Linked by Thom Holwerda on Mon 14th Apr 2008 21:44 UTC
Apple The website of a Miami-based networking and security solutions reseller became inaccessible Monday, shortly after the company began advertising an unauthorized Mac clone for a fraction of the cost of Apple's cheapest system. Dubbed OpenMac, the USD 400 offering from Psystar Corporation is described as 'a low-cost high-performance computing platform' based on the ongoing OSX86Project - a hacker-based initiative aimed at maintaining a version of the Mac OS X operating system for everyday PCs. The website is back online now, and the machine has been renamed to Open Computer. Update: Psystar says they will continue to sell the Open Computer system, despite the fact that it appears to violate Apple's EULA. "We're not breaking any laws," they insisted.
Thread beginning with comment 309573
To read all comments associated with this story, please click here.
Breach of Contract
by Dengar12 on Tue 15th Apr 2008 02:14 UTC
Dengar12
Member since:
2008-04-15

Installing OSX on a non-apple computer would be a breach of contract according to the EULA, which is essentially the contract you are agreeing to when you purchase the operating system. So Macintosh is allowed to sue you for breaching.

Reply Score: 1

RE: Breach of Contract
by monodeldiablo on Tue 15th Apr 2008 02:58 in reply to "Breach of Contract"
monodeldiablo Member since:
2005-07-06

Except, of course, that you're only allowed to read the contract after you've bought the item. Thus, the contract is not part of the sale and is unenforceable.

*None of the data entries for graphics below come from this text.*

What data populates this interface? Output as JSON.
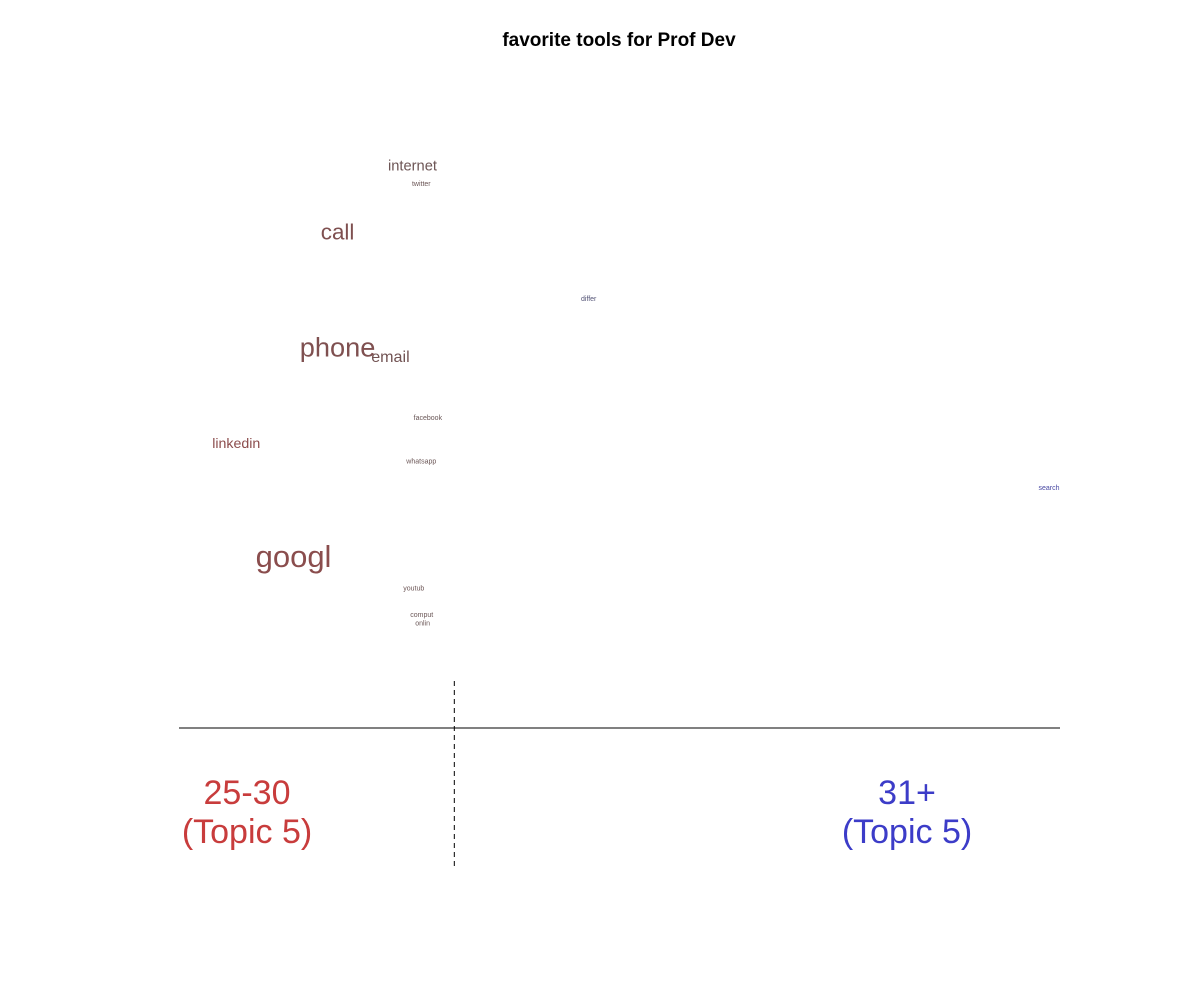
{
  "chart_data": {
    "type": "scatter",
    "title": "favorite tools for Prof Dev",
    "xlim": [
      -1,
      1
    ],
    "ylim": [
      0,
      1
    ],
    "colors": {
      "left": "#c83c3c",
      "right": "#3c3cc8",
      "neutral": "#5a5a5a"
    },
    "words": [
      {
        "label": "internet",
        "x": -0.47,
        "y": 0.895,
        "weight": 0.32
      },
      {
        "label": "twitter",
        "x": -0.45,
        "y": 0.865,
        "weight": 0.0
      },
      {
        "label": "call",
        "x": -0.64,
        "y": 0.78,
        "weight": 0.64
      },
      {
        "label": "differ",
        "x": -0.07,
        "y": 0.668,
        "weight": 0.0
      },
      {
        "label": "phone",
        "x": -0.64,
        "y": 0.582,
        "weight": 0.84
      },
      {
        "label": "email",
        "x": -0.52,
        "y": 0.568,
        "weight": 0.38
      },
      {
        "label": "facebook",
        "x": -0.435,
        "y": 0.465,
        "weight": 0.0
      },
      {
        "label": "linkedin",
        "x": -0.87,
        "y": 0.42,
        "weight": 0.3
      },
      {
        "label": "whatsapp",
        "x": -0.45,
        "y": 0.39,
        "weight": 0.0
      },
      {
        "label": "search",
        "x": 0.975,
        "y": 0.345,
        "weight": 0.0
      },
      {
        "label": "googl",
        "x": -0.74,
        "y": 0.224,
        "weight": 1.0
      },
      {
        "label": "youtub",
        "x": -0.467,
        "y": 0.173,
        "weight": 0.0
      },
      {
        "label": "comput",
        "x": -0.449,
        "y": 0.128,
        "weight": 0.0
      },
      {
        "label": "onlin",
        "x": -0.447,
        "y": 0.113,
        "weight": 0.0
      }
    ],
    "groups": [
      {
        "label": "25-30",
        "sublabel": "(Topic 5)",
        "color": "#c83c3c"
      },
      {
        "label": "31+",
        "sublabel": "(Topic 5)",
        "color": "#3c3cc8"
      }
    ],
    "divider_x": -0.375
  }
}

There's a reason this has not been challenged before.

Reply Parent Score: 5

RE: Breach of Contract
by HappyGod on Tue 15th Apr 2008 04:22 in reply to "Breach of Contract"
HappyGod Member since:
2005-10-19

Installing OSX on a non-apple computer would be a breach of contract according to the EULA, which is essentially the contract you are agreeing to when you purchase the operating system. So Macintosh is allowed to sue you for breaching.


Actually no. You don't agree to anything when you buy the software, you just hand over some cash. You do however "agree" to it during the install, but there are the following issues:

1. You don't actually sign your name, you just click a button. It might not be a valid contract.

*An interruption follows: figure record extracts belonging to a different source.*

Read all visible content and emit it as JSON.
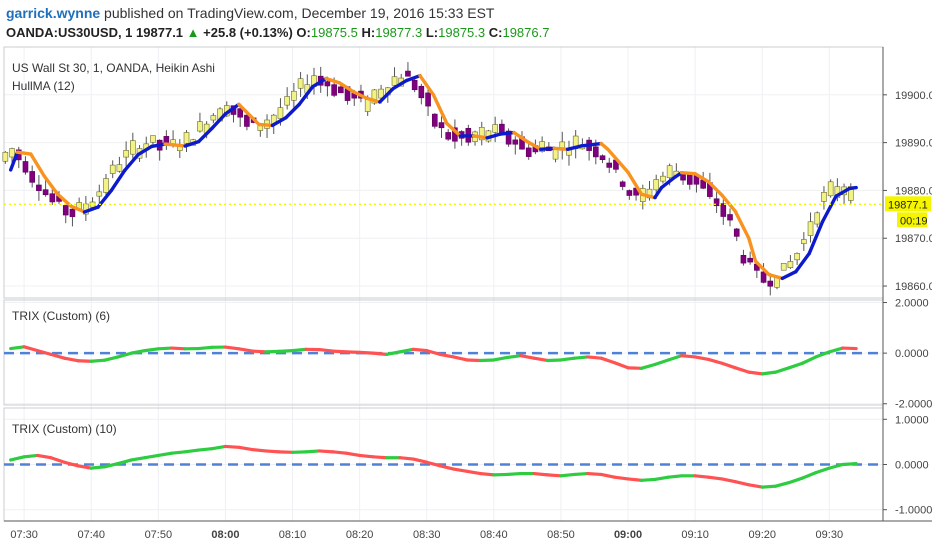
{
  "header": {
    "username": "garrick.wynne",
    "published_text": " published on TradingView.com, December 19, 2016 15:33 EST",
    "symbol": "OANDA:US30USD, 1",
    "last": "19877.1",
    "up_arrow": "▲",
    "change": "+25.8 (+0.13%)",
    "o_label": "O:",
    "o_value": "19875.5",
    "h_label": "H:",
    "h_value": "19877.3",
    "l_label": "L:",
    "l_value": "19875.3",
    "c_label": "C:",
    "c_value": "19876.7"
  },
  "chart_data": [
    {
      "type": "candlestick",
      "title": "US Wall St 30, 1, OANDA, Heikin Ashi",
      "indicator_label": "HullMA (12)",
      "y_ticks": [
        "19900.0",
        "19890.0",
        "19880.0",
        "19870.0",
        "19860.0"
      ],
      "y_tick_values": [
        19900,
        19890,
        19880,
        19870,
        19860
      ],
      "ylim": [
        19857.5,
        19910
      ],
      "last_price_label": "19877.1",
      "last_price": 19877.1,
      "countdown_label": "00:19",
      "colors": {
        "bull": "#f2f285",
        "bear": "#800080",
        "hull_up": "#0d1acc",
        "hull_down": "#f7931e",
        "price_line": "#f5f500"
      },
      "hma": [
        {
          "t": "07:28",
          "v": 19884.3
        },
        {
          "t": "07:29",
          "v": 19888.0
        },
        {
          "t": "07:31",
          "v": 19887.6
        },
        {
          "t": "07:33",
          "v": 19883.0
        },
        {
          "t": "07:35",
          "v": 19879.2
        },
        {
          "t": "07:37",
          "v": 19876.7
        },
        {
          "t": "07:39",
          "v": 19875.5
        },
        {
          "t": "07:41",
          "v": 19876.5
        },
        {
          "t": "07:43",
          "v": 19880.0
        },
        {
          "t": "07:45",
          "v": 19884.2
        },
        {
          "t": "07:47",
          "v": 19887.5
        },
        {
          "t": "07:49",
          "v": 19889.2
        },
        {
          "t": "07:51",
          "v": 19889.7
        },
        {
          "t": "07:54",
          "v": 19889.3
        },
        {
          "t": "07:56",
          "v": 19890.2
        },
        {
          "t": "07:58",
          "v": 19893.0
        },
        {
          "t": "08:00",
          "v": 19896.0
        },
        {
          "t": "08:02",
          "v": 19898.0
        },
        {
          "t": "08:03",
          "v": 19896.6
        },
        {
          "t": "08:05",
          "v": 19893.8
        },
        {
          "t": "08:07",
          "v": 19893.6
        },
        {
          "t": "08:09",
          "v": 19895.2
        },
        {
          "t": "08:11",
          "v": 19898.0
        },
        {
          "t": "08:13",
          "v": 19901.7
        },
        {
          "t": "08:15",
          "v": 19903.4
        },
        {
          "t": "08:17",
          "v": 19902.5
        },
        {
          "t": "08:19",
          "v": 19900.7
        },
        {
          "t": "08:21",
          "v": 19899.3
        },
        {
          "t": "08:23",
          "v": 19898.5
        },
        {
          "t": "08:25",
          "v": 19901.3
        },
        {
          "t": "08:27",
          "v": 19903.0
        },
        {
          "t": "08:29",
          "v": 19904.0
        },
        {
          "t": "08:31",
          "v": 19900.0
        },
        {
          "t": "08:33",
          "v": 19894.0
        },
        {
          "t": "08:35",
          "v": 19891.4
        },
        {
          "t": "08:37",
          "v": 19891.4
        },
        {
          "t": "08:39",
          "v": 19891.0
        },
        {
          "t": "08:41",
          "v": 19891.8
        },
        {
          "t": "08:43",
          "v": 19892.1
        },
        {
          "t": "08:45",
          "v": 19890.2
        },
        {
          "t": "08:47",
          "v": 19888.6
        },
        {
          "t": "08:49",
          "v": 19888.8
        },
        {
          "t": "08:51",
          "v": 19888.6
        },
        {
          "t": "08:53",
          "v": 19889.3
        },
        {
          "t": "08:56",
          "v": 19889.8
        },
        {
          "t": "08:57",
          "v": 19888.6
        },
        {
          "t": "09:00",
          "v": 19883.8
        },
        {
          "t": "09:02",
          "v": 19879.2
        },
        {
          "t": "09:04",
          "v": 19878.5
        },
        {
          "t": "09:05",
          "v": 19880.6
        },
        {
          "t": "09:07",
          "v": 19882.8
        },
        {
          "t": "09:08",
          "v": 19883.7
        },
        {
          "t": "09:10",
          "v": 19883.5
        },
        {
          "t": "09:12",
          "v": 19881.8
        },
        {
          "t": "09:14",
          "v": 19879.0
        },
        {
          "t": "09:16",
          "v": 19875.6
        },
        {
          "t": "09:18",
          "v": 19870.0
        },
        {
          "t": "09:19",
          "v": 19865.2
        },
        {
          "t": "09:21",
          "v": 19862.4
        },
        {
          "t": "09:23",
          "v": 19861.6
        },
        {
          "t": "09:25",
          "v": 19863.0
        },
        {
          "t": "09:27",
          "v": 19866.8
        },
        {
          "t": "09:29",
          "v": 19873.5
        },
        {
          "t": "09:31",
          "v": 19878.8
        },
        {
          "t": "09:33",
          "v": 19880.4
        },
        {
          "t": "09:34",
          "v": 19880.6
        }
      ]
    },
    {
      "type": "line",
      "title": "TRIX (Custom) (6)",
      "y_ticks": [
        "2.0000",
        "0.0000",
        "-2.0000"
      ],
      "y_tick_values": [
        2,
        0,
        -2
      ],
      "ylim": [
        -2.05,
        2.1
      ],
      "baseline": 0,
      "colors": {
        "rising": "#2ecc40",
        "falling": "#ff5252",
        "baseline": "#4f82d6"
      },
      "series": [
        {
          "t": "07:28",
          "v": 0.18
        },
        {
          "t": "07:30",
          "v": 0.25
        },
        {
          "t": "07:32",
          "v": 0.1
        },
        {
          "t": "07:34",
          "v": -0.05
        },
        {
          "t": "07:36",
          "v": -0.2
        },
        {
          "t": "07:38",
          "v": -0.3
        },
        {
          "t": "07:40",
          "v": -0.32
        },
        {
          "t": "07:42",
          "v": -0.28
        },
        {
          "t": "07:44",
          "v": -0.15
        },
        {
          "t": "07:46",
          "v": 0.0
        },
        {
          "t": "07:48",
          "v": 0.1
        },
        {
          "t": "07:50",
          "v": 0.17
        },
        {
          "t": "07:52",
          "v": 0.2
        },
        {
          "t": "07:54",
          "v": 0.17
        },
        {
          "t": "07:56",
          "v": 0.18
        },
        {
          "t": "07:58",
          "v": 0.23
        },
        {
          "t": "08:00",
          "v": 0.24
        },
        {
          "t": "08:02",
          "v": 0.17
        },
        {
          "t": "08:04",
          "v": 0.08
        },
        {
          "t": "08:06",
          "v": 0.05
        },
        {
          "t": "08:08",
          "v": 0.07
        },
        {
          "t": "08:10",
          "v": 0.1
        },
        {
          "t": "08:12",
          "v": 0.15
        },
        {
          "t": "08:14",
          "v": 0.14
        },
        {
          "t": "08:16",
          "v": 0.08
        },
        {
          "t": "08:18",
          "v": 0.05
        },
        {
          "t": "08:20",
          "v": 0.03
        },
        {
          "t": "08:22",
          "v": 0.0
        },
        {
          "t": "08:24",
          "v": -0.05
        },
        {
          "t": "08:26",
          "v": 0.05
        },
        {
          "t": "08:28",
          "v": 0.15
        },
        {
          "t": "08:30",
          "v": 0.1
        },
        {
          "t": "08:32",
          "v": -0.05
        },
        {
          "t": "08:34",
          "v": -0.15
        },
        {
          "t": "08:36",
          "v": -0.27
        },
        {
          "t": "08:38",
          "v": -0.29
        },
        {
          "t": "08:40",
          "v": -0.27
        },
        {
          "t": "08:42",
          "v": -0.17
        },
        {
          "t": "08:44",
          "v": -0.1
        },
        {
          "t": "08:46",
          "v": -0.2
        },
        {
          "t": "08:48",
          "v": -0.29
        },
        {
          "t": "08:50",
          "v": -0.27
        },
        {
          "t": "08:52",
          "v": -0.2
        },
        {
          "t": "08:54",
          "v": -0.15
        },
        {
          "t": "08:56",
          "v": -0.2
        },
        {
          "t": "08:58",
          "v": -0.38
        },
        {
          "t": "09:00",
          "v": -0.58
        },
        {
          "t": "09:02",
          "v": -0.6
        },
        {
          "t": "09:04",
          "v": -0.45
        },
        {
          "t": "09:06",
          "v": -0.27
        },
        {
          "t": "09:08",
          "v": -0.1
        },
        {
          "t": "09:10",
          "v": -0.15
        },
        {
          "t": "09:12",
          "v": -0.25
        },
        {
          "t": "09:14",
          "v": -0.4
        },
        {
          "t": "09:16",
          "v": -0.58
        },
        {
          "t": "09:18",
          "v": -0.75
        },
        {
          "t": "09:20",
          "v": -0.82
        },
        {
          "t": "09:22",
          "v": -0.75
        },
        {
          "t": "09:24",
          "v": -0.58
        },
        {
          "t": "09:26",
          "v": -0.4
        },
        {
          "t": "09:28",
          "v": -0.15
        },
        {
          "t": "09:30",
          "v": 0.05
        },
        {
          "t": "09:32",
          "v": 0.2
        },
        {
          "t": "09:34",
          "v": 0.18
        }
      ]
    },
    {
      "type": "line",
      "title": "TRIX (Custom) (10)",
      "y_ticks": [
        "1.0000",
        "0.0000",
        "-1.0000"
      ],
      "y_tick_values": [
        1,
        0,
        -1
      ],
      "ylim": [
        -1.25,
        1.25
      ],
      "baseline": 0,
      "colors": {
        "rising": "#2ecc40",
        "falling": "#ff5252",
        "baseline": "#4f82d6"
      },
      "series": [
        {
          "t": "07:28",
          "v": 0.1
        },
        {
          "t": "07:30",
          "v": 0.17
        },
        {
          "t": "07:32",
          "v": 0.2
        },
        {
          "t": "07:34",
          "v": 0.15
        },
        {
          "t": "07:36",
          "v": 0.05
        },
        {
          "t": "07:38",
          "v": -0.03
        },
        {
          "t": "07:40",
          "v": -0.08
        },
        {
          "t": "07:42",
          "v": -0.05
        },
        {
          "t": "07:44",
          "v": 0.02
        },
        {
          "t": "07:46",
          "v": 0.1
        },
        {
          "t": "07:48",
          "v": 0.15
        },
        {
          "t": "07:50",
          "v": 0.2
        },
        {
          "t": "07:52",
          "v": 0.25
        },
        {
          "t": "07:54",
          "v": 0.28
        },
        {
          "t": "07:56",
          "v": 0.32
        },
        {
          "t": "07:58",
          "v": 0.35
        },
        {
          "t": "08:00",
          "v": 0.4
        },
        {
          "t": "08:02",
          "v": 0.38
        },
        {
          "t": "08:04",
          "v": 0.33
        },
        {
          "t": "08:06",
          "v": 0.3
        },
        {
          "t": "08:08",
          "v": 0.28
        },
        {
          "t": "08:10",
          "v": 0.27
        },
        {
          "t": "08:12",
          "v": 0.28
        },
        {
          "t": "08:14",
          "v": 0.3
        },
        {
          "t": "08:16",
          "v": 0.28
        },
        {
          "t": "08:18",
          "v": 0.25
        },
        {
          "t": "08:20",
          "v": 0.2
        },
        {
          "t": "08:22",
          "v": 0.17
        },
        {
          "t": "08:24",
          "v": 0.15
        },
        {
          "t": "08:26",
          "v": 0.15
        },
        {
          "t": "08:28",
          "v": 0.12
        },
        {
          "t": "08:30",
          "v": 0.05
        },
        {
          "t": "08:32",
          "v": -0.03
        },
        {
          "t": "08:34",
          "v": -0.1
        },
        {
          "t": "08:36",
          "v": -0.15
        },
        {
          "t": "08:38",
          "v": -0.2
        },
        {
          "t": "08:40",
          "v": -0.23
        },
        {
          "t": "08:42",
          "v": -0.22
        },
        {
          "t": "08:44",
          "v": -0.2
        },
        {
          "t": "08:46",
          "v": -0.2
        },
        {
          "t": "08:48",
          "v": -0.23
        },
        {
          "t": "08:50",
          "v": -0.25
        },
        {
          "t": "08:52",
          "v": -0.22
        },
        {
          "t": "08:54",
          "v": -0.2
        },
        {
          "t": "08:56",
          "v": -0.22
        },
        {
          "t": "08:58",
          "v": -0.28
        },
        {
          "t": "09:00",
          "v": -0.32
        },
        {
          "t": "09:02",
          "v": -0.35
        },
        {
          "t": "09:04",
          "v": -0.33
        },
        {
          "t": "09:06",
          "v": -0.28
        },
        {
          "t": "09:08",
          "v": -0.25
        },
        {
          "t": "09:10",
          "v": -0.25
        },
        {
          "t": "09:12",
          "v": -0.28
        },
        {
          "t": "09:14",
          "v": -0.32
        },
        {
          "t": "09:16",
          "v": -0.38
        },
        {
          "t": "09:18",
          "v": -0.45
        },
        {
          "t": "09:20",
          "v": -0.5
        },
        {
          "t": "09:22",
          "v": -0.48
        },
        {
          "t": "09:24",
          "v": -0.4
        },
        {
          "t": "09:26",
          "v": -0.3
        },
        {
          "t": "09:28",
          "v": -0.18
        },
        {
          "t": "09:30",
          "v": -0.08
        },
        {
          "t": "09:32",
          "v": 0.0
        },
        {
          "t": "09:34",
          "v": 0.02
        }
      ]
    }
  ],
  "x_axis": {
    "ticks": [
      {
        "label": "07:30",
        "t": "07:30",
        "bold": false
      },
      {
        "label": "07:40",
        "t": "07:40",
        "bold": false
      },
      {
        "label": "07:50",
        "t": "07:50",
        "bold": false
      },
      {
        "label": "08:00",
        "t": "08:00",
        "bold": true
      },
      {
        "label": "08:10",
        "t": "08:10",
        "bold": false
      },
      {
        "label": "08:20",
        "t": "08:20",
        "bold": false
      },
      {
        "label": "08:30",
        "t": "08:30",
        "bold": false
      },
      {
        "label": "08:40",
        "t": "08:40",
        "bold": false
      },
      {
        "label": "08:50",
        "t": "08:50",
        "bold": false
      },
      {
        "label": "09:00",
        "t": "09:00",
        "bold": true
      },
      {
        "label": "09:10",
        "t": "09:10",
        "bold": false
      },
      {
        "label": "09:20",
        "t": "09:20",
        "bold": false
      },
      {
        "label": "09:30",
        "t": "09:30",
        "bold": false
      }
    ],
    "range": [
      "07:27",
      "09:38"
    ]
  }
}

2. You can't use the product unless you agree. That might be a breach of fair-use.

3. You aren't notified of these restrictions at the point of sale.

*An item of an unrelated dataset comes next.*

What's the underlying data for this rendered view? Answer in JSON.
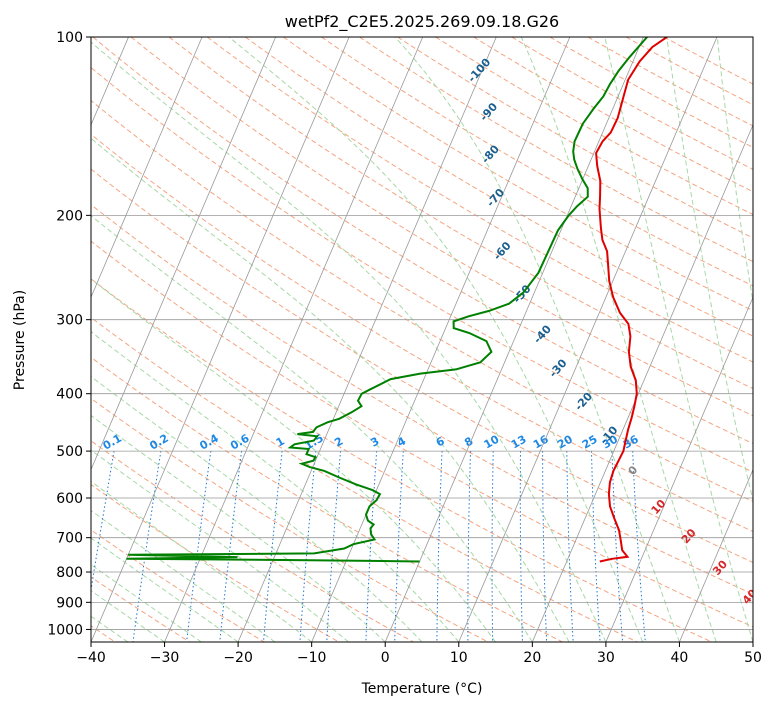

Until someone challenges in court and raises these issues, it's not clear at all whether EULA are worth the paper they're (not) written on.

Edited 2008-04-15 04:24 UTC

Reply Parent Score: 7

RE: Breach of Contract
by Splinter on Tue 15th Apr 2008 06:42 in reply to "Breach of Contract"
Splinter Member since:
2005-07-13

Installing OSX on a non-apple computer would be a breach of contract according to the EULA, which is essentially the contract you are agreeing to when you purchase the operating system. So Macintosh is allowed to sue you for breaching.


For arguments sake lets say the above is true (which many dispute), this is not an issue for the company selling the computer. Note we are talking about an End User License Agreement, the seller of the computer is not the End User.